1. Truth versus Loyalty


2. The Individual versus the Community
     

3. Short-term versus Long-term


4. Justice versus Mercy





 Though we sometimes may put on above the other, depending on circumstances, he encourages us to decide which we feel is most important, as a rule. Then , we will have a beginning dialogue when faced with a 'right versus right' decision.

If you are curious, Kidder shares which are most important to him and a brief reason why.

  • Compelled to choose between truth and loyalty, I would (all things being equal) come down on the side of truth. One reason: The history of this century suggest that those who put loyalty above truth (loyalty to Hitler, Mao, Stalin, Saddam Hussein, and even Richard Nixon) are capable of doing terrible damage to the world. It's hard to imagine that kind of damage arising when truth is put above loyalty. Having to choose, I feel safer and more comfortable honoring what is true than following human allegiances.
  •  Compelled to choose between the individual and the community, I would (all things being equal) lean toward the community. One reason: Individualism and its emphasis on rights has run to such extremes in this century that it has done serious damage to community and its emphasis on responsibilities. Were I a citizen of a post-Soviet county, I might feel otherwise: Seventy years of oppressive communism might have driven me to support the individual at any cost.
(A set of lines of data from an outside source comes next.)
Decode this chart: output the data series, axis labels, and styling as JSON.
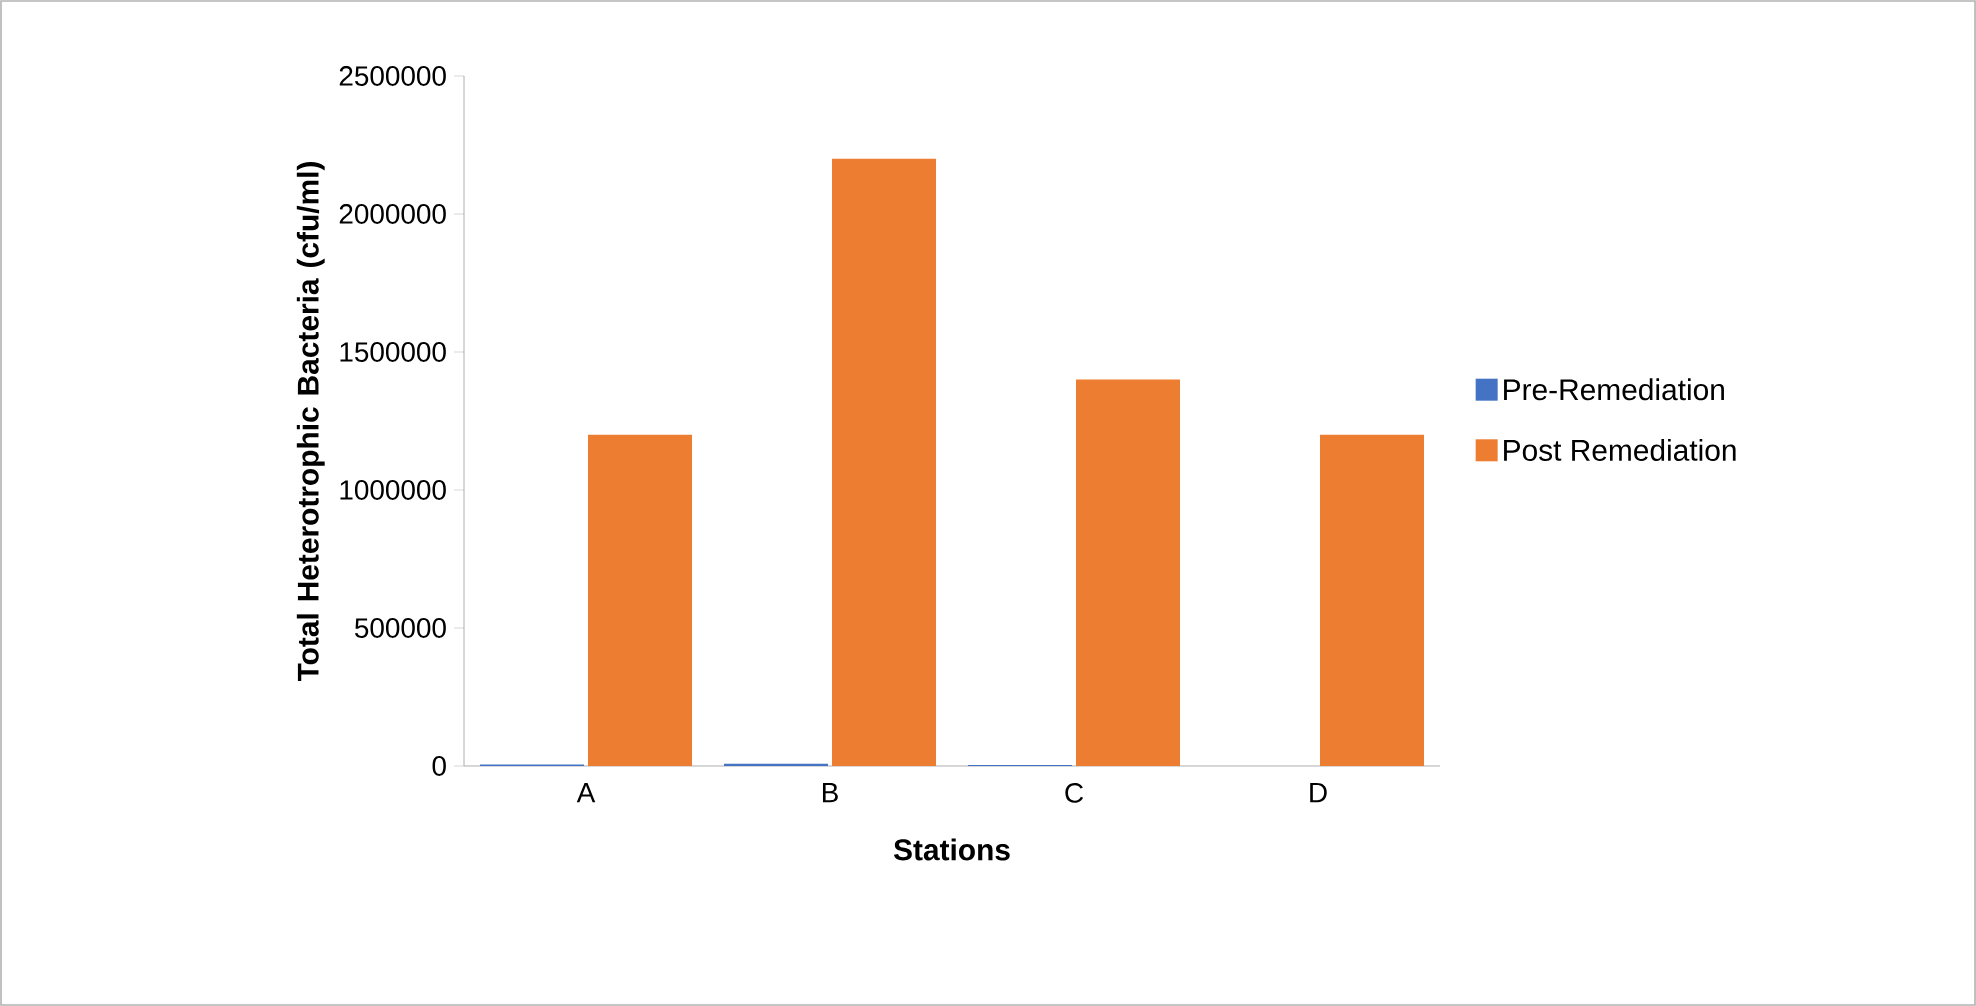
{
  "chart_data": {
    "type": "bar",
    "xlabel": "Stations",
    "ylabel": "Total Heterotrophic Bacteria (cfu/ml)",
    "categories": [
      "A",
      "B",
      "C",
      "D"
    ],
    "series": [
      {
        "name": "Pre-Remediation",
        "color": "#4472c4",
        "values": [
          5000,
          8000,
          4000,
          null
        ]
      },
      {
        "name": "Post Remediation",
        "color": "#ed7d31",
        "values": [
          1200000,
          2200000,
          1400000,
          1200000
        ]
      }
    ],
    "ylim": [
      0,
      2500000
    ],
    "yticks": [
      0,
      500000,
      1000000,
      1500000,
      2000000,
      2500000
    ],
    "grid": false,
    "legend": "right"
  }
}
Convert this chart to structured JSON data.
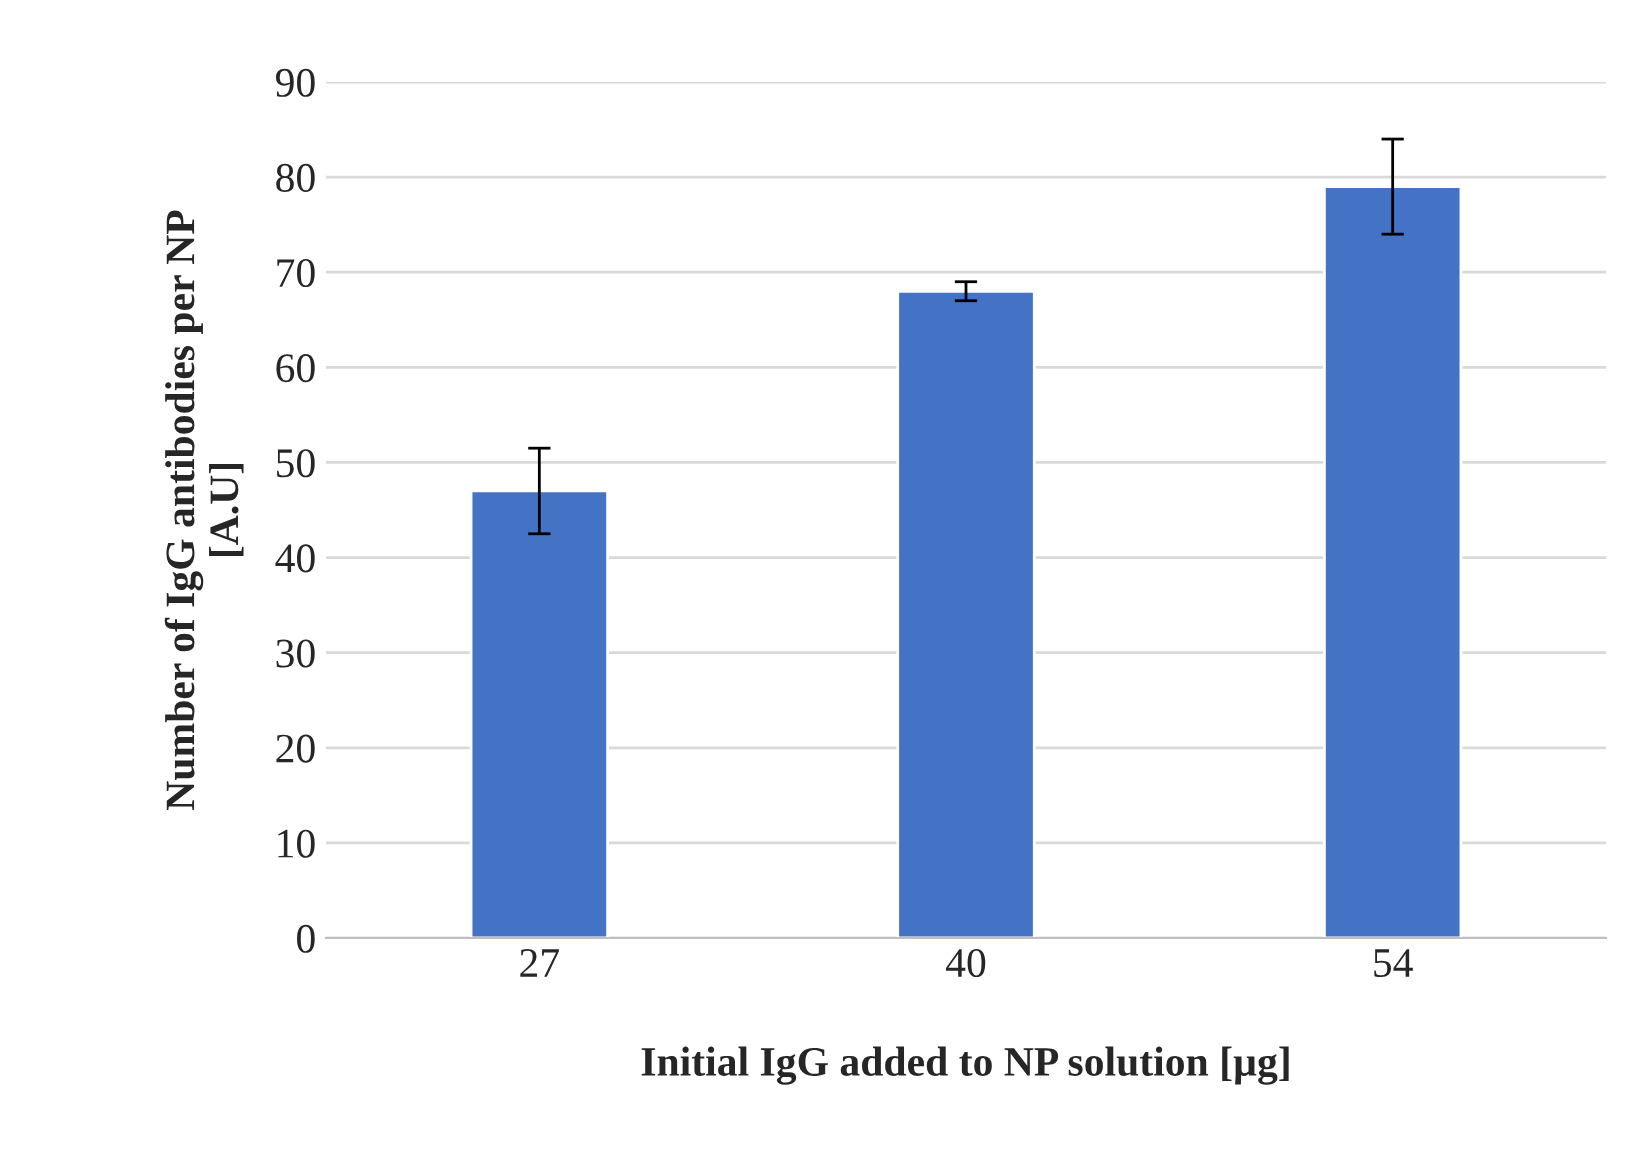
{
  "chart_data": {
    "type": "bar",
    "xlabel": "Initial IgG added to NP solution [µg]",
    "ylabel": "Number of IgG antibodies per NP\n[A.U]",
    "categories": [
      "27",
      "40",
      "54"
    ],
    "values": [
      47,
      68,
      79
    ],
    "errors": [
      [
        42.5,
        51.5
      ],
      [
        67,
        69
      ],
      [
        74,
        84
      ]
    ],
    "color": "#4472c4",
    "ylim": [
      0,
      90
    ],
    "yticks": [
      0,
      10,
      20,
      30,
      40,
      50,
      60,
      70,
      80,
      90
    ],
    "grid": "y",
    "legend": false
  }
}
But I'm not: My history, and that of my culture, has been different. Another reason: Community includes self, but self does not always embrace community. 
  • Compelled to choose between short term and long term, I would (all things being equal) favor the long term. One reason: The long term always includes the short term, whereas short-term thinking (as the history of greed in the American 1980's demonstrates) does not always provide for the long term. 
  • Compelled to choose between justice and mercy, I would (all things being equal) stick with mercy, which to me speaks of love and compassion. One reason: I can imagine a world so full of love that justice, as we now know it, would no longer be necessary. But I cannot imagine a world so full of justice that there would no longer be any need for love. Given only one choice, I would take love."

 He closes his book with this observation:

W will not "survive the morality of relativism: There is too much leverage these days behind even a single unpunished act of evil. We'll survive by a morality of mindfulness. We'll survive where reason moderates the clash of values and intuition schools our decision-making. Theres' no better way for good people to make tough choices."